Journées d’Analyse Freudienne 2009

Freud a choisi le terme d’identification plutôt que celui d’identité pour décrire les différentes modalités selon lesquelles la singularité d’un sujet se manifeste dans sa présence au monde. Ce choix n’est pas anodin, il souligne que ce qui nous distingue des autres est fait d’emprunts multiples aux personnages que nous aimons ou avons aimés. Ce constat issu de l’expérience de la psychanalyse écorne notre narcissisme et s’accompagne d’un sentiment d’incertitude sur notre désir dans la mesure où il n’échappe pas à l’identification. Il se révélera, ce qu’il a toujours été, désir de l’Autre.
Cette présence de l’étranger au plus intime de l’Être est difficilement pensable et acceptable. On comprend qu’elle puisse susciter déni et rejet qui se traduisent dans la réalité sociale et politique par des phénomènes de passions identitaires et xénophobiques.
Cette tendance à la cristallisation identitaire ne relève pas d’accidents de l’histoire. Sa présence dans le monde témoigne d’un phénomène permanent et structurel avec ses phases d’exacerbation. Si bien que nous pouvons nous demander si cette réflexion que nous menons sur l’identification ne nous vient pas du dehors, d’un monde en voie de globalisation où la prévalence de l’idéologie gestionnaire nivelant les singularités suscite un malaise des identifications. Les psychanalystes viennent d’en faire l’expérience. Il fut question, tout récemment, d’englober la pratique de la psychanalyse dans le cadre des psychothérapies. Cette tentative n’a pu se réaliser en France du fait de l’opposition des psychanalystes, ce qui n’a pas été le cas dans d’autres pays européens où la psychanalyse est considérée comme une forme de psychothérapie parmi d’autres et évaluable en termes de coût/efficacité.

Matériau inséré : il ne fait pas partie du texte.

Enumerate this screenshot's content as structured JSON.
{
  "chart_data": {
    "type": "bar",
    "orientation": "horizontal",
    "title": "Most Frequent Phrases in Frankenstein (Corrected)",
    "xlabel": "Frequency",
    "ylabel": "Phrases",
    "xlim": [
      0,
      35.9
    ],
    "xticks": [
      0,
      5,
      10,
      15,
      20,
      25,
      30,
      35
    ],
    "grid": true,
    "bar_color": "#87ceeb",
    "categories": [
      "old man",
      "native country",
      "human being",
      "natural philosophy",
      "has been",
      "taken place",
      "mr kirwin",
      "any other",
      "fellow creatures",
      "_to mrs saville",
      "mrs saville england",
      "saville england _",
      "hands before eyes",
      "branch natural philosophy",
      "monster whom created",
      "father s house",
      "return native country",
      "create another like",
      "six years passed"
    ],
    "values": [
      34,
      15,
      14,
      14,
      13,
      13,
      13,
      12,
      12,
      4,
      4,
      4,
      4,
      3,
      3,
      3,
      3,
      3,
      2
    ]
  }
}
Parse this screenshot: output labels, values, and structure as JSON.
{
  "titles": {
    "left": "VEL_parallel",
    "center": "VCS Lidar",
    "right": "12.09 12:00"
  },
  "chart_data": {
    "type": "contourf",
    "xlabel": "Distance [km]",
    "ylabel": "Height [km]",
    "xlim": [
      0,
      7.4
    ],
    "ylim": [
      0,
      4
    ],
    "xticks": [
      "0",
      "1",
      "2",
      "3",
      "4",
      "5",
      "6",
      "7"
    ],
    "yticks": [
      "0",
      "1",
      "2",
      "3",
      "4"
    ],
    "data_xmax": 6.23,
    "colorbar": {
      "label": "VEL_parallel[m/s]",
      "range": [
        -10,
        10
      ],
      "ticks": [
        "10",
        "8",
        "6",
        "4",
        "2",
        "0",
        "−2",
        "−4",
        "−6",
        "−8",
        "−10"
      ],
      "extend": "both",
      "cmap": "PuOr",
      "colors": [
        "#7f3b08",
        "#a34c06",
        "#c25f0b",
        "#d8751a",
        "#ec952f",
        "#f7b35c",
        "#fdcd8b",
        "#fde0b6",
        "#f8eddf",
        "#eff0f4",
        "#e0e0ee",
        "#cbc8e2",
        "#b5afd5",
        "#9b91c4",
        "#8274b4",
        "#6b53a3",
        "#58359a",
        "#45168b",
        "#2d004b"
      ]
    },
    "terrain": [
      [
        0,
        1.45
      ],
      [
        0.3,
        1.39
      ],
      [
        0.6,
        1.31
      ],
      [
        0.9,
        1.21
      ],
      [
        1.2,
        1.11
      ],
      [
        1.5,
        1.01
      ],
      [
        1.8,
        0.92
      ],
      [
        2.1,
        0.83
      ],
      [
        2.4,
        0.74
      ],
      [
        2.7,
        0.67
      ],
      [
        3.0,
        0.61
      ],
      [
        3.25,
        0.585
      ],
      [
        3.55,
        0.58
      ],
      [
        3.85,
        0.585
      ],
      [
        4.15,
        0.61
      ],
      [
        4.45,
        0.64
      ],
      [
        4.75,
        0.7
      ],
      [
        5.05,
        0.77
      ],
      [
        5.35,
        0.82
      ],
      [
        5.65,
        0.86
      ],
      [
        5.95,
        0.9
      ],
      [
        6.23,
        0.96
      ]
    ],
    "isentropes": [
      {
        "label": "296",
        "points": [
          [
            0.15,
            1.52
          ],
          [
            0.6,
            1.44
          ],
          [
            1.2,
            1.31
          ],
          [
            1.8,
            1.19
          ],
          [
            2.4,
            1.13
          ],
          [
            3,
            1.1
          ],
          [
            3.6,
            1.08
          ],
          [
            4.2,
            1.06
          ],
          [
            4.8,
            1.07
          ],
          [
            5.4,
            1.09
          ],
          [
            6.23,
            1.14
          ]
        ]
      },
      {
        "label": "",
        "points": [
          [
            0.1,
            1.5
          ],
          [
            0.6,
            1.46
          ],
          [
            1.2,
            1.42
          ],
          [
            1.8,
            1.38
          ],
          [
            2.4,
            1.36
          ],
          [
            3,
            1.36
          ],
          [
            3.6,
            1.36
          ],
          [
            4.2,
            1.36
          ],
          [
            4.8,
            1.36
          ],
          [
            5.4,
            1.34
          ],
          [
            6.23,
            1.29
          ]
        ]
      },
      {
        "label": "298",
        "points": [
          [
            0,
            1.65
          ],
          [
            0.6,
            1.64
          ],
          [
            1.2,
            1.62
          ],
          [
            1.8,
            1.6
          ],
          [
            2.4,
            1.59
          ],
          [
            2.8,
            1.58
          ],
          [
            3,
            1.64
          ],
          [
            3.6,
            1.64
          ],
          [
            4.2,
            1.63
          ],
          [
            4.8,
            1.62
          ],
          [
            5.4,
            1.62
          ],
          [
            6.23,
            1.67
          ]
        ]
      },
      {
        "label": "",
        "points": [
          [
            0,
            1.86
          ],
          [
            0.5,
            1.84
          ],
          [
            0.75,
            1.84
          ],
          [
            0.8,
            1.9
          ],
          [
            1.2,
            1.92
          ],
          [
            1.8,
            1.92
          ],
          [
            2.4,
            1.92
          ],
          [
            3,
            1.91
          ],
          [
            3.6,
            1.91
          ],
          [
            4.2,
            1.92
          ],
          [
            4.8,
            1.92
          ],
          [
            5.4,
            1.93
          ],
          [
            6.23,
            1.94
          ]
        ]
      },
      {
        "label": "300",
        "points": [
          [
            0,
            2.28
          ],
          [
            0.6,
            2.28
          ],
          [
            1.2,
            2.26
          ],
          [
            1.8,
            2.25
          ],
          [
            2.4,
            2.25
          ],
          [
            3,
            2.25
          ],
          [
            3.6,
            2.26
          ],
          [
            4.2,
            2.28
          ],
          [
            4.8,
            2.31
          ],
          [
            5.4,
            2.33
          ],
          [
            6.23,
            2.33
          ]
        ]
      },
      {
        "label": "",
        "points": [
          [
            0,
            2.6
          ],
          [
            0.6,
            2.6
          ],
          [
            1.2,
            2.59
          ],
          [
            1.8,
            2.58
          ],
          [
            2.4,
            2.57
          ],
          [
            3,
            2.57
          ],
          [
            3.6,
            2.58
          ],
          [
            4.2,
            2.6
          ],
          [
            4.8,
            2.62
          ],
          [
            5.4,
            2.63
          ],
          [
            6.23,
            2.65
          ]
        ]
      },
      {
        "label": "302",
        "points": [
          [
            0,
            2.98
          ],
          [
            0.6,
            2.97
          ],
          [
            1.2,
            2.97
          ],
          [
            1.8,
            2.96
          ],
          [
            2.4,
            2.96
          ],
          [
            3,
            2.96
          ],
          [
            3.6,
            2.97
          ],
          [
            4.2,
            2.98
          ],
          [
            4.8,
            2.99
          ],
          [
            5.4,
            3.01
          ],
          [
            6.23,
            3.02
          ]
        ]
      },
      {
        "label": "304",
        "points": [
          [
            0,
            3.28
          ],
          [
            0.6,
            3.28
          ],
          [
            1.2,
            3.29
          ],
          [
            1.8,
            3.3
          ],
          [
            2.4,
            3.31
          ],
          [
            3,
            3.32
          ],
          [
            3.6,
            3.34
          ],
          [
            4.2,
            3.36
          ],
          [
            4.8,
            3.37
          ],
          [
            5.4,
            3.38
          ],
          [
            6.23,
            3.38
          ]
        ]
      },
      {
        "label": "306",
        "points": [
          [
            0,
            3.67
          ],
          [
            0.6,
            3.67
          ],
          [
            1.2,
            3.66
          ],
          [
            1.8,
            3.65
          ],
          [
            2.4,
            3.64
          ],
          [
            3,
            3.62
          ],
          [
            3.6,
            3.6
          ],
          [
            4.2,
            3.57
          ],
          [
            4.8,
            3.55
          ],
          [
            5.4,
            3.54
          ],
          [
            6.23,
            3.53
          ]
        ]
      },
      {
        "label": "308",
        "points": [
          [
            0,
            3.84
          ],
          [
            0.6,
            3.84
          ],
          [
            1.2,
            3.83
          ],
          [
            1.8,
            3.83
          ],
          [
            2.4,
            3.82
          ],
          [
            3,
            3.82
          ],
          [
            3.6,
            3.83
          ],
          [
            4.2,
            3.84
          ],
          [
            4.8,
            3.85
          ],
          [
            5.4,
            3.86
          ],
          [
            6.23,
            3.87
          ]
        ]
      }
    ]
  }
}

L’IDENTIFICATION AU SYMPTÔME
La spécificité de la psychanalyse repose, depuis Freud, sur une conception du symptôme qui se démarque de celle soutenue en médecine. La distinction d’approche est caractérisée par le constat que Freud fut amené à faire quand il se rendit compte que si le sujet se plaignait de son symptôme et demandait d’en être soulagé; en même temps, il y tenait et l’aimait comme lui-même. Dans le même registre, Lacan ajoutera que le sujet croit à son symptôme et si nous revenons à Freud sur cette question de la croyance, rappelons qu’il disait que le Moi n’abandonne une croyance qu’au profit d’une autre. Cette attitude singulière du sujet vis à vis du symptôme ne peut se réduire à une jouissance masochiste. Elle relève d’une autre nécessité qui s’impose sur le mode d’une répétition inconsciente devant la perception ou l’anticipation de l’angoisse. Le symptôme phobique l’illustre. Il consiste à localiser l’angoisse sur un objet ou une situation, ce qui est un gain par rapport à une angoisse généralisée et cette localisation détermine un savoir qui permettra un évitement possible de la situation anxiogène. Le symptôme ne peut donc être réduit à un déficit ou à un trouble du fonctionnement comme en médecine. Il apparaît plutôt comme une création du sujet, une invention singulière pour limiter et parfois, comme dans l’hystérie, pour éradiquer l’angoisse. Angoisse éprouvée par le Moi comme un danger interne qui le menace et qu’il ne peut fuir comme cela est pensable pour un danger externe. On remarquera que la modalité phobique consiste à transformer ce danger interne en peur externe ce qui ouvre pour le sujet des possibilités de l’éviter. L’apport freudien, que nous venons de rappeler, sur ce qui fait symptôme pour un sujet rend compte que celui-ci y tienne car le symptôme représente la pérennité de son existence face aux effets perçus comme annihilants de l’angoisse. Il est donc plus juste de dire que le symptôme le tient, parce qu’il le soutient et qu’il constitue paradoxalement le plus intime de son identité.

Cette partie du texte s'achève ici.